Always a pleasure to follow orders. Let's see, carry the 2, divide by 17, remember "i before e" . . . okay, here we are. Fresh from the previously unpublished poem by T. S. Eliot, "Effluent Non Grata":

(e) Licenses may be issued only upon successful completion of the required examination and submission of proof of sufficient experience, proof of general liability insurance, and a corporate surety bond in the amount of at least $10,000.

(f) Notwithstanding paragraph (e), the examination and proof of experience are not required
for an individual sewage treatment system professional who, on the effective date of the rules adopted under subdivision 1, holds a certification attained by examination and experience under a voluntary certification program administered by the agency.

(g) Local units of government may not require additional local licenses for individual
sewage treatment system professionals.
Thanks to Jennifer for shining a bright light on the glory that is my existence. It's hard to know whether it's better to know me or to be me.

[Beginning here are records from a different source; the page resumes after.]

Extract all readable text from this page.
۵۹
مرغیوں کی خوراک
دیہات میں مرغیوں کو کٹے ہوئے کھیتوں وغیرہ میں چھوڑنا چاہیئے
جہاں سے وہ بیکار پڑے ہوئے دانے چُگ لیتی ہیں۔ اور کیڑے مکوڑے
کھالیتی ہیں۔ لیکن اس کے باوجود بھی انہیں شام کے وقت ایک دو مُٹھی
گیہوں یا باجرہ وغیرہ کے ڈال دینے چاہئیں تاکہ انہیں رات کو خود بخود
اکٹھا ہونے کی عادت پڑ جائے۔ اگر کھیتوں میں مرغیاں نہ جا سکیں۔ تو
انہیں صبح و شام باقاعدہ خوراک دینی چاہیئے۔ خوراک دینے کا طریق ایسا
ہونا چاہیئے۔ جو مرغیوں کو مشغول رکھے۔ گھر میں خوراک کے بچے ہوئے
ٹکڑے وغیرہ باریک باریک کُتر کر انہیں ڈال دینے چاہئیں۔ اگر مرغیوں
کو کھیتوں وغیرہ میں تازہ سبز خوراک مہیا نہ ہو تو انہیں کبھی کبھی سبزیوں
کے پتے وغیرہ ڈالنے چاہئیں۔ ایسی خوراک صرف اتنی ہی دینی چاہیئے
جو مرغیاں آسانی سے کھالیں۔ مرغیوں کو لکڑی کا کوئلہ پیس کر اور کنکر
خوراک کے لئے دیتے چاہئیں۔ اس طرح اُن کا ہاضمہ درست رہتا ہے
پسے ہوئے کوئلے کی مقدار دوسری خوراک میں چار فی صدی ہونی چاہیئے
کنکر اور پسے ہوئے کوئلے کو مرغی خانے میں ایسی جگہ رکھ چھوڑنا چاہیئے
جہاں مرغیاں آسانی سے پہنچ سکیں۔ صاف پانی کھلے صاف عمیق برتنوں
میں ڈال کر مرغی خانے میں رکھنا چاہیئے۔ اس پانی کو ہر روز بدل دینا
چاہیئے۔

Time now for my regular afternoon bout of uncontrollable sobbing. In the meantime:

Duck,

Duck,

Duck,

Duck,

Goose.

That is all.

6 comments:

Kathleen said...

I really, really don't want to know what examination and experience a person undergoes to becaome an individual sewage treatment system professional.

Except I really do.

Jennifer said...

My pleasure, Snag. :) I shine bright lights on glory everywhere!

Righteous Bubba said...

Curse you Read Baron.

Snag said...

Becoming an ISTS professional is a wonderful magical experience that can only be fully appreciated by those who have taken the prerequisite hands-on courses.

Anonymous said...

...With her mercurial moods, yo momma can also be described as having a temperment as fickle (constantly changing). The career of John Travolta, from Saturday Night Live stardom, to Perfect obscurity, to a Pulp Fiction resurgence is nothing if not mercurial. Mercurial has a second meaning: having traits attributed to Mercury (eloquence, shrewdness, swiftness), and can also mean 'spirited', so you can simultaneously insult and compliment someone with this world.

Brando said...

Now I know why the caged Snag drinks.